Specifically, we hate that this image and others from the same period were plucked out of the LAPD files and published and sold as "art," without context of the situations and suffering they represent. Exploitation is not art, nor is it history.
Coal dealer William J. Kirkpatrick was a tourist from Michigan, who was in Los Angeles to watch the Olympics. His wife Jean and son Leland were in the car in front of the jewelry store when he went in to get his watch adjusted.
The store was being robbed, and Kirkpatrick startled the robbers, and refused their instructions to go into the back of the store with the other hostages. Kirkpatrick had often boasted to friends that if anyone ever tried to rob him, he would not submit.
But he was also deaf, and may not have heard or understood what was being demanded of him. He turned to walk out the door. The gang shot him dead and fled the scene with $4000 in jewels.
In August, the gang attempted to rob the Bank of America at 56th and Broadway, and got into a gun fight with pistol-packing bank manager Wetzel Ord. Robbers Frankie Alvarado and Henry Johnson were killed by Ord, and teller Harry Read gravely injured in the crossfire.
The surviving gang members were arrested. Dallas Egan, confessed shooter and gang leader, interrupted his trial to insist that he had been in sound mind when he committed the crime, but “none of us is entirely sane. You yourself, your honor, probably are not entirely sane."
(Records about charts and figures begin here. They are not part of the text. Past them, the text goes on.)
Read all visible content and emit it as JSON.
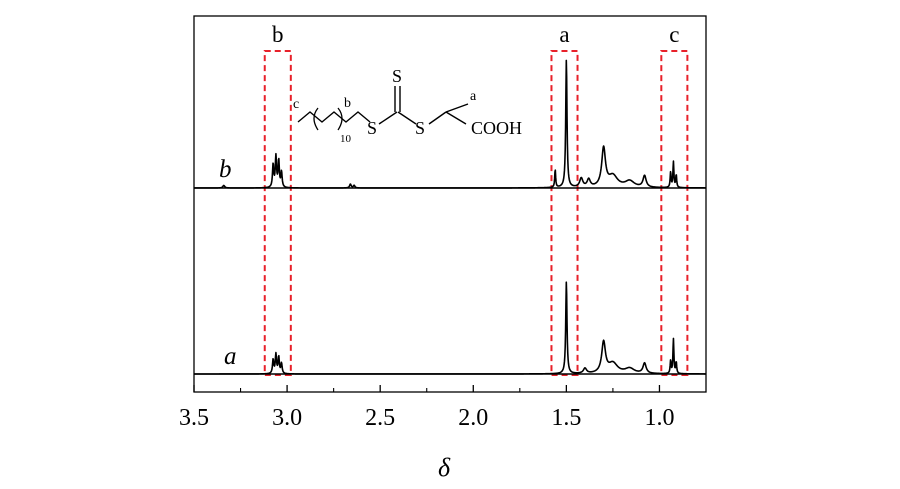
{
  "chart_data": {
    "type": "line",
    "title": "",
    "xlabel": "δ",
    "ylabel": "",
    "xlim": [
      3.5,
      0.75
    ],
    "x_reversed": true,
    "xticks": [
      3.5,
      3.0,
      2.5,
      2.0,
      1.5,
      1.0
    ],
    "xtick_labels": [
      "3.5",
      "3.0",
      "2.5",
      "2.0",
      "1.5",
      "1.0"
    ],
    "grid": false,
    "series": [
      {
        "name": "b",
        "peaks": [
          {
            "ppm": 3.34,
            "h": 0.02,
            "w": 0.006
          },
          {
            "ppm": 3.075,
            "h": 0.18,
            "w": 0.004
          },
          {
            "ppm": 3.06,
            "h": 0.24,
            "w": 0.004
          },
          {
            "ppm": 3.045,
            "h": 0.21,
            "w": 0.004
          },
          {
            "ppm": 3.03,
            "h": 0.12,
            "w": 0.004
          },
          {
            "ppm": 2.66,
            "h": 0.03,
            "w": 0.005
          },
          {
            "ppm": 2.64,
            "h": 0.02,
            "w": 0.005
          },
          {
            "ppm": 1.56,
            "h": 0.14,
            "w": 0.003
          },
          {
            "ppm": 1.5,
            "h": 1.0,
            "w": 0.004
          },
          {
            "ppm": 1.42,
            "h": 0.07,
            "w": 0.01
          },
          {
            "ppm": 1.38,
            "h": 0.06,
            "w": 0.01
          },
          {
            "ppm": 1.3,
            "h": 0.3,
            "w": 0.012
          },
          {
            "ppm": 1.25,
            "h": 0.09,
            "w": 0.03
          },
          {
            "ppm": 1.16,
            "h": 0.05,
            "w": 0.03
          },
          {
            "ppm": 1.08,
            "h": 0.09,
            "w": 0.01
          },
          {
            "ppm": 0.94,
            "h": 0.12,
            "w": 0.003
          },
          {
            "ppm": 0.925,
            "h": 0.2,
            "w": 0.003
          },
          {
            "ppm": 0.91,
            "h": 0.1,
            "w": 0.003
          }
        ]
      },
      {
        "name": "a",
        "peaks": [
          {
            "ppm": 3.075,
            "h": 0.11,
            "w": 0.004
          },
          {
            "ppm": 3.06,
            "h": 0.15,
            "w": 0.004
          },
          {
            "ppm": 3.045,
            "h": 0.13,
            "w": 0.004
          },
          {
            "ppm": 3.03,
            "h": 0.08,
            "w": 0.004
          },
          {
            "ppm": 1.5,
            "h": 0.72,
            "w": 0.004
          },
          {
            "ppm": 1.4,
            "h": 0.04,
            "w": 0.01
          },
          {
            "ppm": 1.3,
            "h": 0.24,
            "w": 0.012
          },
          {
            "ppm": 1.25,
            "h": 0.08,
            "w": 0.03
          },
          {
            "ppm": 1.16,
            "h": 0.04,
            "w": 0.03
          },
          {
            "ppm": 1.08,
            "h": 0.08,
            "w": 0.01
          },
          {
            "ppm": 0.94,
            "h": 0.1,
            "w": 0.003
          },
          {
            "ppm": 0.925,
            "h": 0.27,
            "w": 0.003
          },
          {
            "ppm": 0.91,
            "h": 0.09,
            "w": 0.003
          }
        ]
      }
    ],
    "regions": [
      {
        "label": "b",
        "from": 3.12,
        "to": 2.98
      },
      {
        "label": "a",
        "from": 1.58,
        "to": 1.44
      },
      {
        "label": "c",
        "from": 0.99,
        "to": 0.85
      }
    ],
    "structure": {
      "labels": [
        "c",
        "b",
        "a"
      ],
      "sulfur": "S",
      "subscript": "10",
      "acid": "COOH"
    },
    "colors": {
      "trace": "#000000",
      "region_box": "#e8212a",
      "axis": "#000000"
    }
  }
}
Egan said that George Turcott and Homer Rogers, the other men charged with Kirkpatrick’s murder, had not been present. Everyone who had been had died by violence, including one he’d killed for shortchanging him on the take in a drugstore robbery. He alone should die.
“I want the rope. I gathered this gang together. Most of my pals were ex-convicts who weren’t chicken hearted. They shot to kill.” He asked to be sent to San Quentin; he didn't want Folsom guards "to have the satisfaction of standing around and leering at me in the death house."
He was hung in October 1933. Turcott and Rogers were imprisoned for their roles in the conspiracy. In 1955, Harry Read, who had been shot in the back during the aborted 1932 bank robbery, died by suicide, despondent over lingering health problems caused by the injury.
As Los Angeles seeks to bring the Olympics back to a troubled city, W.J. Kirkpatrick's senseless death haunts us. He is more than an anonymous figure bleeding out on cold tile. His killers were more than unredeemable thugs. Our world didn't, and doesn't, have to be this way.